Ketika aku membereskan bantal sofa, aku jadi teringat saat menemukan sapu tangan milik Hamzah. Rasanya baru saja kemarin dia ada di sini dan mengobrol banyak denganku, tapi sekarang..., ah sudahlah.
"Reine?" Ayssa memanggilku, "apa setiap hari kamu suka beres-beres rumah seperti ini?"
Aku menghampirinya, "kadang. Karena bibi selalu saja melarangku melakukan banyak hal. Kata bibi aku ini tamu, tak pantas kalau beres-beres rumah."
"Oh ya? Baik sekali bibimu itu."
"Tapi aku tak enak Ayssa. Mana mungkin aku harus diam saja melihat bibi kelelahan mengurus rumah, apalagi bibi saat ini sedang mengandung."
"Benar juga. Lalu kenapa akhirnya kamu bisa beres-beres rumah?"
"Ya aku lakukan saja. Walau bibi melarang, aku tetap harus membantu dan meyakinkannya. Dan akhirnya, dia pun luluh juga."

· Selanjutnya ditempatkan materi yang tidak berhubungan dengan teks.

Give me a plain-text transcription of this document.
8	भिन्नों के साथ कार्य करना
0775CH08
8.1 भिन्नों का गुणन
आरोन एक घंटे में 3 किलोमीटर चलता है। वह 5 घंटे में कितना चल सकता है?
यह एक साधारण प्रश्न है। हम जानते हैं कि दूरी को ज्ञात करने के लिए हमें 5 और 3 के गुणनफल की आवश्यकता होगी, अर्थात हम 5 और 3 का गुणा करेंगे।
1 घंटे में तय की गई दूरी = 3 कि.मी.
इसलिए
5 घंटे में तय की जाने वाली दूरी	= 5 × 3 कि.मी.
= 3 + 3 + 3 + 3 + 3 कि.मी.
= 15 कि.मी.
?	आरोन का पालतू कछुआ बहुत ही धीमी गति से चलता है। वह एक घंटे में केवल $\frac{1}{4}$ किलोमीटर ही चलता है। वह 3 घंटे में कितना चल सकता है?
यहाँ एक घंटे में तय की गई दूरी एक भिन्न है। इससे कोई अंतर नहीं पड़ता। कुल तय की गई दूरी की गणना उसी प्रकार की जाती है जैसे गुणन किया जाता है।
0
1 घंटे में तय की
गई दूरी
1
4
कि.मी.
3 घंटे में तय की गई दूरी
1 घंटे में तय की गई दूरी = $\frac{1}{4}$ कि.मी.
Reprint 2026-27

"Hm. Aku jadi belajar bahwa wanita itu tak selamanya mengejar karier ya. Karena nanti kalau sudah berumah tangga, mau tidak mau kita harus bisa melakukan pekerjaan-pekerjaan seperti ini."

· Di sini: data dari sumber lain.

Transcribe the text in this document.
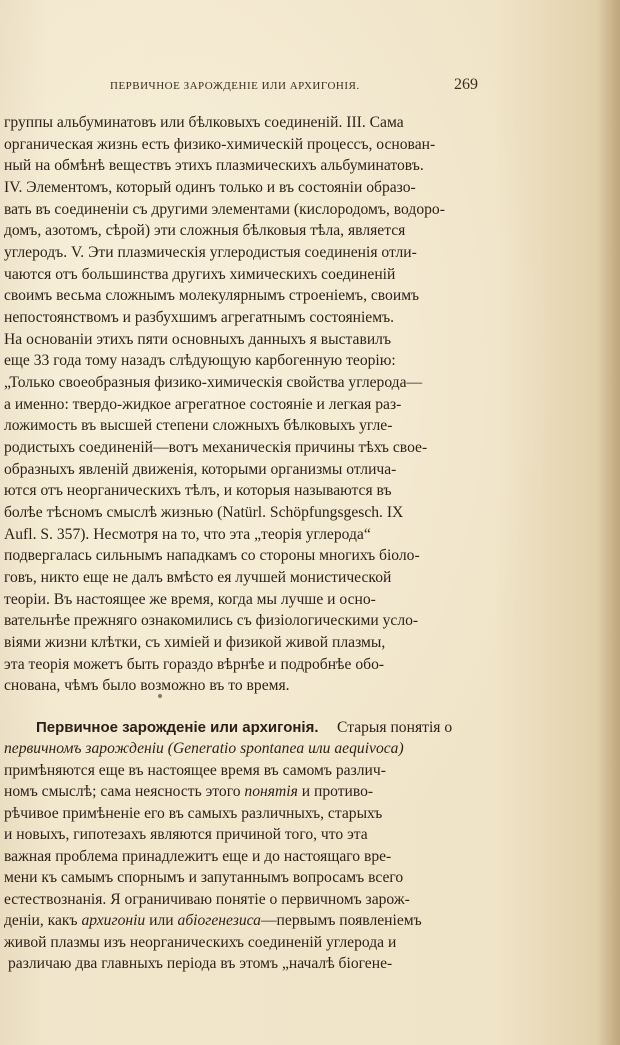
ПЕРВИЧНОЕ ЗАРОЖДЕНІЕ ИЛИ АРХИГОНІЯ.	269
группы альбуминатовъ или бѣлковыхъ соединеній. III. Сама
органическая жизнь есть физико-химическій процессъ, основан-
ный на обмѣнѣ веществъ этихъ плазмическихъ альбуминатовъ.
IV. Элементомъ, который одинъ только и въ состояніи образо-
вать въ соединеніи съ другими элементами (кислородомъ, водоро-
домъ, азотомъ, сѣрой) эти сложныя бѣлковыя тѣла, является
углеродъ. V. Эти плазмическія углеродистыя соединенія отли-
чаются отъ большинства другихъ химическихъ соединеній
своимъ весьма сложнымъ молекулярнымъ строеніемъ, своимъ
непостоянствомъ и разбухшимъ агрегатнымъ состояніемъ.
На основаніи этихъ пяти основныхъ данныхъ я выставилъ
еще 33 года тому назадъ слѣдующую карбогенную теорію:
„Только своеобразныя физико-химическія свойства углерода—
а именно: твердо-жидкое агрегатное состояніе и легкая раз-
ложимость въ высшей степени сложныхъ бѣлковыхъ угле-
родистыхъ соединеній—вотъ механическія причины тѣхъ свое-
образныхъ явленій движенія, которыми организмы отлича-
ются отъ неорганическихъ тѣлъ, и которыя называются въ
болѣе тѣсномъ смыслѣ жизнью (Natürl. Schöpfungsgesch. IX
Aufl. S. 357). Несмотря на то, что эта „теорія углерода“
подвергалась сильнымъ нападкамъ со стороны многихъ біоло-
говъ, никто еще не далъ вмѣсто ея лучшей монистической
теоріи. Въ настоящее же время, когда мы лучше и осно-
вательнѣе прежняго ознакомились съ физіологическими усло-
віями жизни клѣтки, съ химіей и физикой живой плазмы,
эта теорія можетъ быть гораздо вѣрнѣе и подробнѣе обо-
снована, чѣмъ было возможно въ то время.
Первичное зарожденіе или архигонія. Старыя понятія о
первичномъ зарожденіи (Generatio spontanea или aequivoca)
примѣняются еще въ настоящее время въ самомъ различ-
номъ смыслѣ; сама неясность этого понятія и противо-
рѣчивое примѣненіе его въ самыхъ различныхъ, старыхъ
и новыхъ, гипотезахъ являются причиной того, что эта
важная проблема принадлежитъ еще и до настоящаго вре-
мени къ самымъ спорнымъ и запутаннымъ вопросамъ всего
естествознанія. Я ограничиваю понятіе о первичномъ зарож-
деніи, какъ архигоніи или абіогенезиса—первымъ появленіемъ
живой плазмы изъ неорганическихъ соединеній углерода и
различаю два главныхъ періода въ этомъ „началѣ біогене-
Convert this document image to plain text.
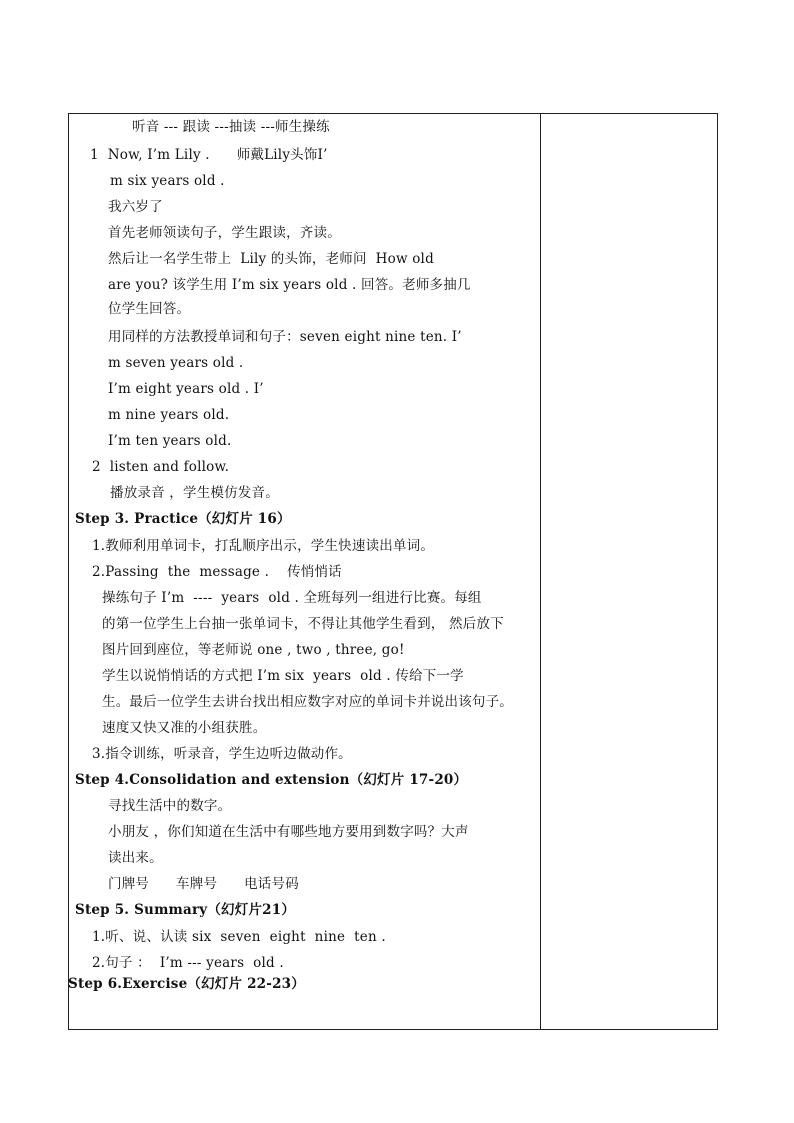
听音 --- 跟读 ---抽读 ---师生操练
1  Now, I’m Lily .      师戴Lily头饰I’
m six years old .
我六岁了
首先老师领读句子，学生跟读，齐读。
然后让一名学生带上  Lily 的头饰，老师问  How old
are you? 该学生用 I’m six years old . 回答。老师多抽几
位学生回答。
用同样的方法教授单词和句子：seven eight nine ten. I’
m seven years old .
I’m eight years old . I’
m nine years old.
I’m ten years old.
2  listen and follow.
播放录音 ，学生模仿发音。
Step 3. Practice（幻灯片 16）
1.教师利用单词卡，打乱顺序出示，学生快速读出单词。
2.Passing  the  message .    传悄悄话
操练句子 I’m  ----  years  old . 全班每列一组进行比赛。每组
的第一位学生上台抽一张单词卡，不得让其他学生看到， 然后放下
图片回到座位，等老师说 one , two , three, go!
学生以说悄悄话的方式把 I’m six  years  old . 传给下一学
生。最后一位学生去讲台找出相应数字对应的单词卡并说出该句子。
速度又快又准的小组获胜。
3.指令训练，听录音，学生边听边做动作。
Step 4.Consolidation and extension（幻灯片 17-20）
寻找生活中的数字。
小朋友 ，你们知道在生活中有哪些地方要用到数字吗？大声
读出来。
门牌号      车牌号      电话号码
Step 5. Summary（幻灯片21）
1.听、说、认读 six  seven  eight  nine  ten .
2.句子 ：  I’m --- years  old .
Step 6.Exercise（幻灯片 22-23）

"Betul, Ayssa. Setinggi apa pun jabatan wanita, pada akhirnya dia harus kembali menjadi wanita sesungguhnya. Bisa masak, melayani suami, mengurus rumah dan anak-anak nanti. Tapi..., semua itu bukanlah penghalang kita untuk meraih cita-cita. Karena kita juga berhak untuk berpendidikan tinggi dan sukses membanggakan kedua orang tua."
"Wah, benar sekali katamu Rein. Aku bahkan terlalu berpikir ke depan, bagaimana cara sukses dan mendapat banyak uang. Tapi di sisi lain, aku tak pernah beres-beres rumah, sekedar mencuci piring pun aku jarang sekali melakukannya. Akhirnya aku sadar, tugas wanita tak hanya itu saja."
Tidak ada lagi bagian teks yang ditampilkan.